The National Peace Council welcomes, and appreciates, the introspective and self critical statement of the Tamil National Alliance which was chosen by a large majority of Tamil people in the north and east at the recent general elections.  The TNA stated in its response to the UN Human Rights Council investigation report that “We also accept and undertake to carry out our responsibility to lead the Tamil people in reflecting on the past, and use this moment as a moment of introspection into our own community’s failures and the unspeakable crimes committed in our name, so as to create an enabling culture and atmosphere in which we could live with dignity and self-respect, as equal citizens of Sri Lanka.”  The National Peace Council believes that this call needs to be appreciated, emulated, and taken on by the government, other political parties, by opinion formers and leaders of each of the Sri Lankan ethnic and religious communities and the international human rights community also.

Even today, six years after the end of the war the fact that so large a proportion of Muslim people who were displaced in 1990 remain in temporary residences is an indictment on the justice and reconciliation process in the country.  This is in violation of their right to return, which is accorded to them by the international covenants that Sri Lanka has signed.  The failure of the successive governments to vindicate their right to return has led to ad hoc resettlements that have exacerbated inter-community tensions. Recently the issue of resettlement of displaced Muslims took on controversial proportions and was linked to the alleged encroachment of the Wilpattu National Park.

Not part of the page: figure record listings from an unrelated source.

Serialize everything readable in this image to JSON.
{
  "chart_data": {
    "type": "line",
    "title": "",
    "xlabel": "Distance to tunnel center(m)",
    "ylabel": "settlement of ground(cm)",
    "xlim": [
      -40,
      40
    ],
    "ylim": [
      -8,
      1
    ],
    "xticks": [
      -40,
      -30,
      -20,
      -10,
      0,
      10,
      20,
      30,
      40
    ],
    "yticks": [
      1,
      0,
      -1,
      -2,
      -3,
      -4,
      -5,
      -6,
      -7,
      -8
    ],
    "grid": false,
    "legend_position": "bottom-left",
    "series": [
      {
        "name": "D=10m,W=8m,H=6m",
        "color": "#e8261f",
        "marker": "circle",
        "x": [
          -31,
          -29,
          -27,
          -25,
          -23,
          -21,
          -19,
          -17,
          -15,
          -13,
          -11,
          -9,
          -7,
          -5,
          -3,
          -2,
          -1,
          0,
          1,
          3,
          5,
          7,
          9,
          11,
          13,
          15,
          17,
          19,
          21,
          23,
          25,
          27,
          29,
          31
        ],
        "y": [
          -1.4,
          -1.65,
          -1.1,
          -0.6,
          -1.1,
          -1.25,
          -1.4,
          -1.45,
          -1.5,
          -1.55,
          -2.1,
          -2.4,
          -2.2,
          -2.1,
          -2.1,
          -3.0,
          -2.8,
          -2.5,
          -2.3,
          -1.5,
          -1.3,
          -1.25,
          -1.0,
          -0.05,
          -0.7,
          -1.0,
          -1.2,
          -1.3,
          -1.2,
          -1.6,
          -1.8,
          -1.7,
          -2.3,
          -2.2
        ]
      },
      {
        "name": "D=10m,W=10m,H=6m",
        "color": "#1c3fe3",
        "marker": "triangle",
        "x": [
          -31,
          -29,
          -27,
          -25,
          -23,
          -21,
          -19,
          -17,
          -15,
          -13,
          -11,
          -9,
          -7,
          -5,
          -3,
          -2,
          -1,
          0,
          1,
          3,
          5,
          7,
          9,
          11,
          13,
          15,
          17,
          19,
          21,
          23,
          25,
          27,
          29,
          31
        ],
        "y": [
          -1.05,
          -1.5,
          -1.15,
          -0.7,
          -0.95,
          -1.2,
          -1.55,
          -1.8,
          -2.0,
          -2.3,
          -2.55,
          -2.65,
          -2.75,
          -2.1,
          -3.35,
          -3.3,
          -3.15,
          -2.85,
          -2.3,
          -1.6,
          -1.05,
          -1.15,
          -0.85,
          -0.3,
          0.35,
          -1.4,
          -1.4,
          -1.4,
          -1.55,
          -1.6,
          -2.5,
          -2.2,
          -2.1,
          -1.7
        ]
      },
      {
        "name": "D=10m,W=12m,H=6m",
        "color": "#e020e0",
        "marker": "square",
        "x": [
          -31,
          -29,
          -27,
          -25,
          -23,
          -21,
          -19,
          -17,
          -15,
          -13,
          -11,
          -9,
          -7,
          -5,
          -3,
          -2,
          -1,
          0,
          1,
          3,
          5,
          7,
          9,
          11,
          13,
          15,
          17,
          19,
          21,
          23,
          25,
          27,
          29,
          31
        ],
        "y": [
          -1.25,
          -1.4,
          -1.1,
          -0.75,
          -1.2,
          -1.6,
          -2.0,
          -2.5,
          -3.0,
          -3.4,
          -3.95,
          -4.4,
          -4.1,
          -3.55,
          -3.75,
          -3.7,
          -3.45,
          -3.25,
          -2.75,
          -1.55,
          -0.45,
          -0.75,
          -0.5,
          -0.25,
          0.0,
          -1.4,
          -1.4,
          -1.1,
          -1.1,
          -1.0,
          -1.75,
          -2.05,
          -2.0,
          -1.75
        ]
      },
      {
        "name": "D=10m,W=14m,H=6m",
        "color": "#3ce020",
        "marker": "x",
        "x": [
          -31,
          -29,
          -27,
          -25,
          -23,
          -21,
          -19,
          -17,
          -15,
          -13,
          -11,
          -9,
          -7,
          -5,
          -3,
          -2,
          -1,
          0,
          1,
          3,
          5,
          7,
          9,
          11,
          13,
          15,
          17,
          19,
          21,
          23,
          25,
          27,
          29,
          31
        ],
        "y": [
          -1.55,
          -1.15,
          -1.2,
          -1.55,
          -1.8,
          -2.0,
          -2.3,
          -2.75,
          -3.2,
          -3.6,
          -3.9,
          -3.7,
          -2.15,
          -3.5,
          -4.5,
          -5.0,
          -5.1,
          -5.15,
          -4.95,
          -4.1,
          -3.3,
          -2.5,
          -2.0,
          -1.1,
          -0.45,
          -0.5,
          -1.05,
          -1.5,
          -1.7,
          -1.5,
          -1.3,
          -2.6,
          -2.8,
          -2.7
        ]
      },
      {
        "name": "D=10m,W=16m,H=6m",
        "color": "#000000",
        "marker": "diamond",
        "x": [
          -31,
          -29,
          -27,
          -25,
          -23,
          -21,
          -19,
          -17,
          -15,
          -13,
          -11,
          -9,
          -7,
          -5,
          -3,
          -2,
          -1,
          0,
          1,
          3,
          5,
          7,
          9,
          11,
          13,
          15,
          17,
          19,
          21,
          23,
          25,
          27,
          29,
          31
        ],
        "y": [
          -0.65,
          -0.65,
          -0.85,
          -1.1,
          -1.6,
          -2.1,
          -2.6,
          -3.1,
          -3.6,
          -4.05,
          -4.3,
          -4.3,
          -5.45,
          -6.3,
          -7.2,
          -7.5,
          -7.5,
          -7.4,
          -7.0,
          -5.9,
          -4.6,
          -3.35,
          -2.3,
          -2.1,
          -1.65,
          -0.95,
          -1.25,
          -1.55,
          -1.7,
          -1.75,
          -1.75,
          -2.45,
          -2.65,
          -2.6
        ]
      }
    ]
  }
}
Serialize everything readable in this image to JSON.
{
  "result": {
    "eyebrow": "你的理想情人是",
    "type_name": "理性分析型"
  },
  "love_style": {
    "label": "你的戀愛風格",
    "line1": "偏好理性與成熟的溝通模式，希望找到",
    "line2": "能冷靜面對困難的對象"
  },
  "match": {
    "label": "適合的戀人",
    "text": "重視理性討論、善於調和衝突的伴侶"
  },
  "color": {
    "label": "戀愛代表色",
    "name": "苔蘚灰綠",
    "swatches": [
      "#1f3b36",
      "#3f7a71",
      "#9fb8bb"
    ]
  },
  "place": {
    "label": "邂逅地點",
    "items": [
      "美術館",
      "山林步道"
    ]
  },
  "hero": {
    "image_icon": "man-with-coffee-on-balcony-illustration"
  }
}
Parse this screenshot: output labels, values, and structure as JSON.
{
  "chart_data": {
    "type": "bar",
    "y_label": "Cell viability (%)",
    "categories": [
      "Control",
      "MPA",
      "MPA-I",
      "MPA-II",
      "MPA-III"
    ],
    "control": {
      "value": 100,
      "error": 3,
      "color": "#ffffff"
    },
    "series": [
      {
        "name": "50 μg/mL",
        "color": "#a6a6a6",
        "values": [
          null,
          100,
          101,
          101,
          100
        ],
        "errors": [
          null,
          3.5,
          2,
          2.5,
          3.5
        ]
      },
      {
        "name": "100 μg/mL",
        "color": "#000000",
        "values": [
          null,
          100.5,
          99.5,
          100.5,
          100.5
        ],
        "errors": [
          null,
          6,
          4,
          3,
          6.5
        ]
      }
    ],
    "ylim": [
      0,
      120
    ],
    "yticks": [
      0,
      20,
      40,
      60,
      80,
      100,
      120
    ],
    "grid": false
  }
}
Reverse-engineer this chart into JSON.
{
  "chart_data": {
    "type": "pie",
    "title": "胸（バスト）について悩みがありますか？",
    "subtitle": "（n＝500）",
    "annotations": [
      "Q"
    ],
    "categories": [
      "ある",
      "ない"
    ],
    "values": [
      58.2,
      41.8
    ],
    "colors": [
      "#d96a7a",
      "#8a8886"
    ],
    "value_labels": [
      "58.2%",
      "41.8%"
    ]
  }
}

The government’s decision to establish a Truth and Reconciliation Commission (TRC), a judicial mechanism for accountability with international participation and an office of reparations provides the basis for a just solution that will be in accordance with international standards.  This includes the expulsion of the Muslims and their continued inability in practice to exercise their right of return.  The National Peace Council calls on the government to ensure that the mandate of the TRC extends beyond the period 2002-09 which was the limited time frame of the investigation report of the UN Human Rights Council.  It needs to go back in time to cover the events of the expulsion of the Muslims of the north in 1990 and also beyond to cover other serious human rights violations that occurred in the course of the war so that injustices that occurred to all communities are taken into account and remedies found.